Three other Western soldiers also died over the weekend, according to NATO’s International Security Assistance Force. One was identified as a French soldier killed Saturday in a firefight outside Kabul, the capital; the other two were Canadians killed in the south.

The spike in combat casualties comes as NATO troops are engaged in a push to ensure that Afghanistan’s presidential election can be held in reasonable safety. Voters also will choose provincial assemblies in the nationwide balloting scheduled for Aug. 20.

Western officials view the vote as key to the effort to bolster the legitimacy of Afghanistan’s central government, which has been weakened by a virulent insurgency and plagued by allegations of corruption and inefficiency.

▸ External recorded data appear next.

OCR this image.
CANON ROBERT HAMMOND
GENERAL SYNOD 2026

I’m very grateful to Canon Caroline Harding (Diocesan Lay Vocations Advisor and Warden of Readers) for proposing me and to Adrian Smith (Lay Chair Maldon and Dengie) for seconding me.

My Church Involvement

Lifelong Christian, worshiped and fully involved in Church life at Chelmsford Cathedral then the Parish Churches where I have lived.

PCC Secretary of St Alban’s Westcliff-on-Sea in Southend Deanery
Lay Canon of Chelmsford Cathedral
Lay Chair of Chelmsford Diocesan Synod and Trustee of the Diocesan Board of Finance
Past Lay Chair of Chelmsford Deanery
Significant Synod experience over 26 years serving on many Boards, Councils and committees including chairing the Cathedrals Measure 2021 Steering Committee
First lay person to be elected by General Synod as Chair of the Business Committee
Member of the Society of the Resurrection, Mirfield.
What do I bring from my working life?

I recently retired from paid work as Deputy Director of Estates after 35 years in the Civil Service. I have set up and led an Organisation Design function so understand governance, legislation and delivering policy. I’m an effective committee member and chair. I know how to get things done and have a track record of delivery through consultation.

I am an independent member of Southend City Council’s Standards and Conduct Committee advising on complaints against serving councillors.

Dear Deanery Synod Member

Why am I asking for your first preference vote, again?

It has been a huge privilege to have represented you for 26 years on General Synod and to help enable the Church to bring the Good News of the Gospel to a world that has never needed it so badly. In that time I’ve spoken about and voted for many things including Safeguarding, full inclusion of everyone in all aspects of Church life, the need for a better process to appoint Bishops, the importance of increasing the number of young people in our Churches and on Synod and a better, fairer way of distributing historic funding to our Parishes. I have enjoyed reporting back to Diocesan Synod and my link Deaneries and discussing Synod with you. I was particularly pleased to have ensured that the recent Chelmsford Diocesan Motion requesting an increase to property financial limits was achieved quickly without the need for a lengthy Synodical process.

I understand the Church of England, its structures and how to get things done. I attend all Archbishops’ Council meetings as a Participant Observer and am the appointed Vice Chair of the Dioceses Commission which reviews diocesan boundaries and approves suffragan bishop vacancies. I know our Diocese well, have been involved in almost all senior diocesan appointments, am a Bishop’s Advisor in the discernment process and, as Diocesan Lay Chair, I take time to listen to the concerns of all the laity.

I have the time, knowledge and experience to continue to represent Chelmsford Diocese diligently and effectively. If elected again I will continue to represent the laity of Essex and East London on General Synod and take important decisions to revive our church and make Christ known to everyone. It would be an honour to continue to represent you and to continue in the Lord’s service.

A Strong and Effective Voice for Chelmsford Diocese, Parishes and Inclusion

Three of the American deaths came Saturday in a roadside bombing in Kandahar province, in southern Afghanistan. Most of the U.S. forces in the south are concentrated in neighboring Helmand province, where Marines have seized a large swath of previously insurgent-held territory.

Many newly arriving U.S. troops are being deployed in Kandahar province, where their tasks include dangerous patrols in Kandahar city, the main urban hub of the country’s volatile south.

The other three U.S. service members were killed Sunday in Wardak province, west of Kabul. U.S. military officials said their convoy first struck a roadside bomb and then came under small-arms fire by insurgents. Such coordinated attacks — combining an initial explosion and a follow-up ambush — have increasingly become a hallmark of the insurgents operating in the country’s eastern sector. Many are said to be under the command of insurgent leaders based in Pakistan’s tribal belt.